Preserving funding for applied general qualifications is the best way to ensure T Levels succeed, says Ian Pryce
Can you remember that dress that went viral in 2015, generating more than 10 million tweets? There were furious rows about whether it was black and blue, or white and gold, yet everyone was looking at the same frock.
We thought there were two dresses, but closer inspection revealed they were identical.
There probably haven’t been 10 million tweets on the proposed culling of BTECs in favour of T Levels but, once the concept of T Levels as a mass-market qualification met the bruising reality of parental expectation and employers’ capacity, there have been compromises.
Too much compromise would undermine the idea of the T Level and end with them looking surprisingly similar to a BTEC. That was never the plan, but, as Mike Tyson famously said, “everyone has a plan until they get punched in the mouth”.
The compromise started in earnest in the past few weeks, with three separate statements.
First, despite the Treasury announcing funding for 100,000 T Level students by 2024, up from an estimated 1,300 last year, we were told on November 4 there was no target for T Level recruitment.
Second, at the same time our new education secretary explained there was never an intention to stop funding BTECs, and indeed high-quality BTECs will continue.
This is at odds with the Department for Education consultation response last August that expected applied generals to become “rare”.
Third, a “temporary” change was announced by the Education and Skills Funding Agency to allow up to 40 per cent of T Level work placement to be done remotely.
Then finally at the start of this week Nadhim Zahawi announced the removal of BTECs would be delayed by a year, and the exit requirements for English and maths, requiring students to achieve level 2 in those subjects, would be watered down.
The reassurance from the education secretary on preserving funding for applied general qualifications is welcome. He rightly recognises it is the best way to delivering a fabulous new addition to our curriculum.
Meanwhile, the government should also be applauded for recognising the traditional post-16 curriculum had a major gap.
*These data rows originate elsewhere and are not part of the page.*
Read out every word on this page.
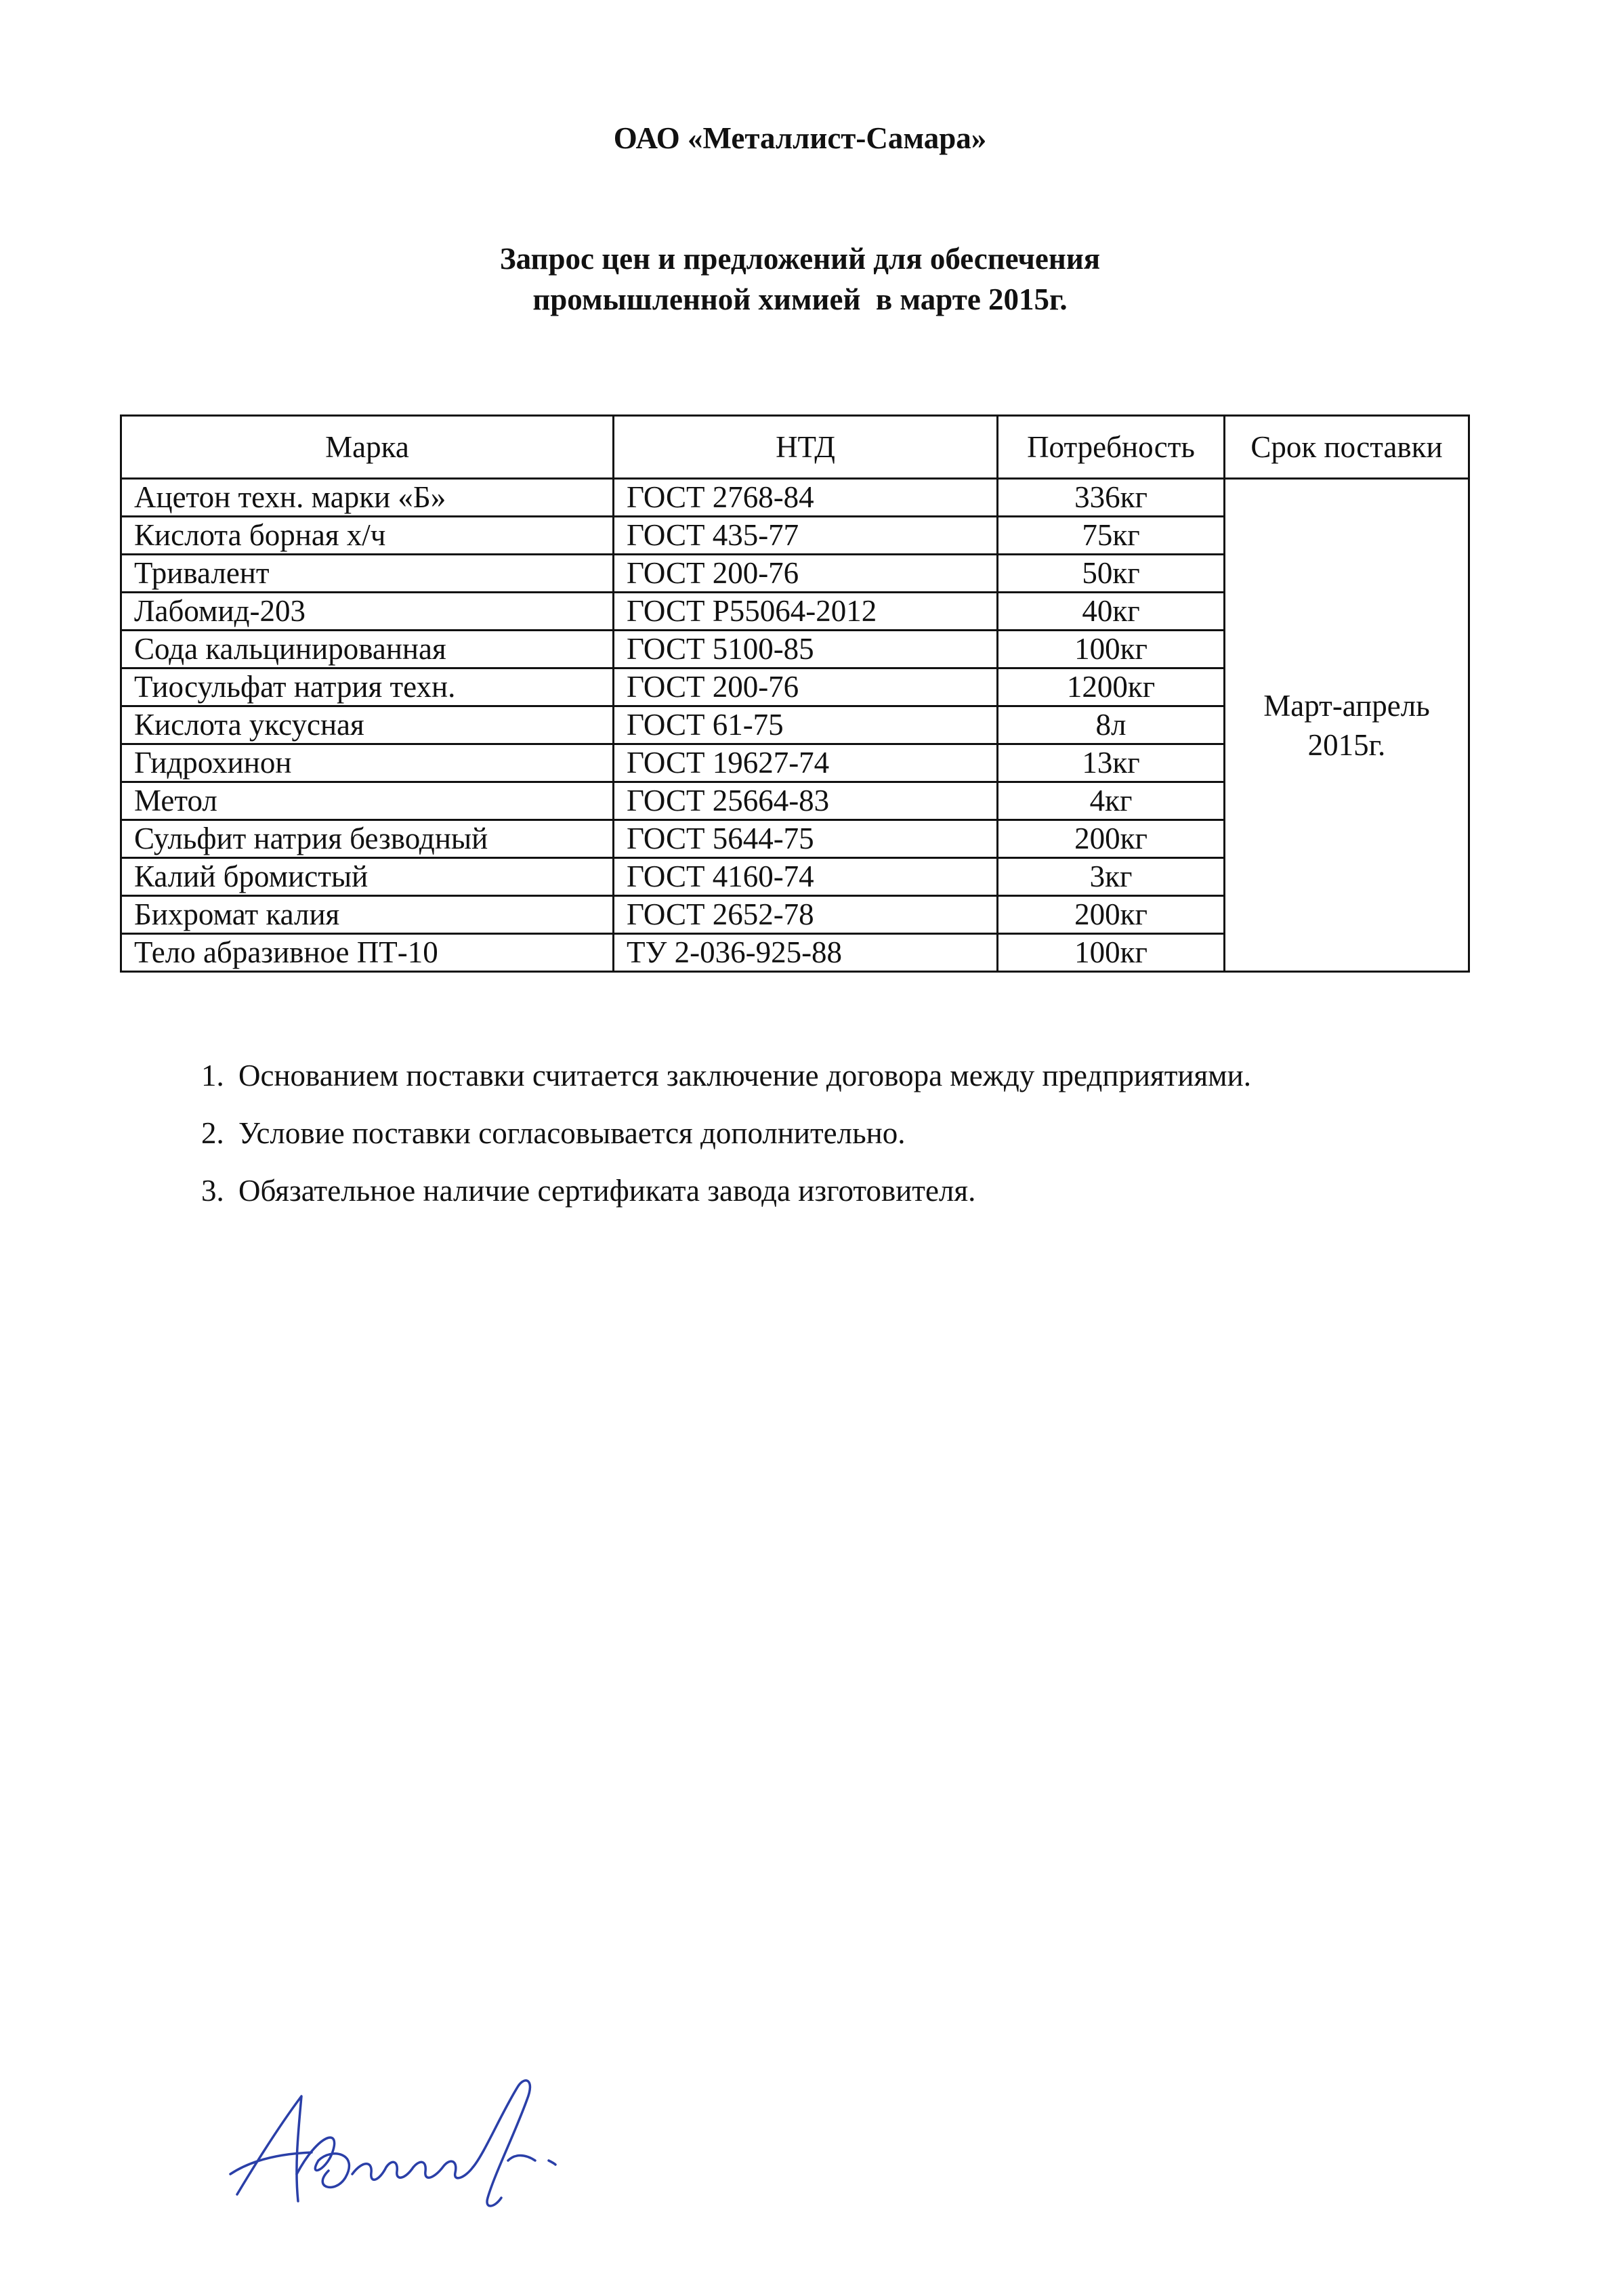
ОАО «Металлист-Самара»
Запрос цен и предложений для обеспечения
промышленной химией  в марте 2015г.
Марка	НТД	Потребность	Срок поставки
Ацетон техн. марки «Б»	ГОСТ 2768-84	336кг	Март-апрель
2015г.
Кислота борная х/ч	ГОСТ 435-77	75кг	
Тривалент	ГОСТ 200-76	50кг	
Лабомид-203	ГОСТ Р55064-2012	40кг	
Сода кальцинированная	ГОСТ 5100-85	100кг	
Тиосульфат натрия техн.	ГОСТ 200-76	1200кг	
Кислота уксусная	ГОСТ 61-75	8л	
Гидрохинон	ГОСТ 19627-74	13кг	
Метол	ГОСТ 25664-83	4кг	
Сульфит натрия безводный	ГОСТ 5644-75	200кг	
Калий бромистый	ГОСТ 4160-74	3кг	
Бихромат калия	ГОСТ 2652-78	200кг	
Тело абразивное ПТ-10	ТУ 2-036-925-88	100кг	
1. Основанием поставки считается заключение договора между предприятиями.
2. Условие поставки согласовывается дополнительно.
3. Обязательное наличие сертификата завода изготовителя.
There was no true, industry-specific, technical education programme.
T Levels were developed thoughtfully and effectively, with upfront investment in facilities and staff training.
They are genuinely world-class qualifications, designed for elite students who have a strong notion about their future career.
But they are designed for that minority.
They are not designed for a mass-market. It seems unlikely T levels will become highly valued if their sole comparator is A-levels.
T Levels are designed for a minority, not for the mass-market
In contrast, BTECs and equivalents are designed as mass-market options. Like A-levels you can as easily offer a very wide range of subjects in rural Cumbria as you can in urban Manchester.
They can be studied in colleges or schools. Crucially they do not require a deep commitment to an occupation, which is helpful when few 16-year-olds know their ambitions in any precise way.
We also have a practical barrier, if we are hellbent on switching 200,000 students to a T Level.
The idea that our current employer landscape could support quality work placements for so many is silly.
Employers in specific sectors are not evenly spread across the country. You need to be of good size to offer most placements, yet in the UK there are fewer than 8,000 companies that employ more than 250 staff.
The danger is that if the government culls BTECs, it will actually damage T Levels, because we will see further compromise on content, quality and design.
Parents will not allow their children to be forced to choose a narrow specialism with no effective exit.
Let’s not throw away the promise of the T Level by trying to make them all things to all students.
Otherwise, just like the blue/gold dress, they could end up looking very much like BTECs do now.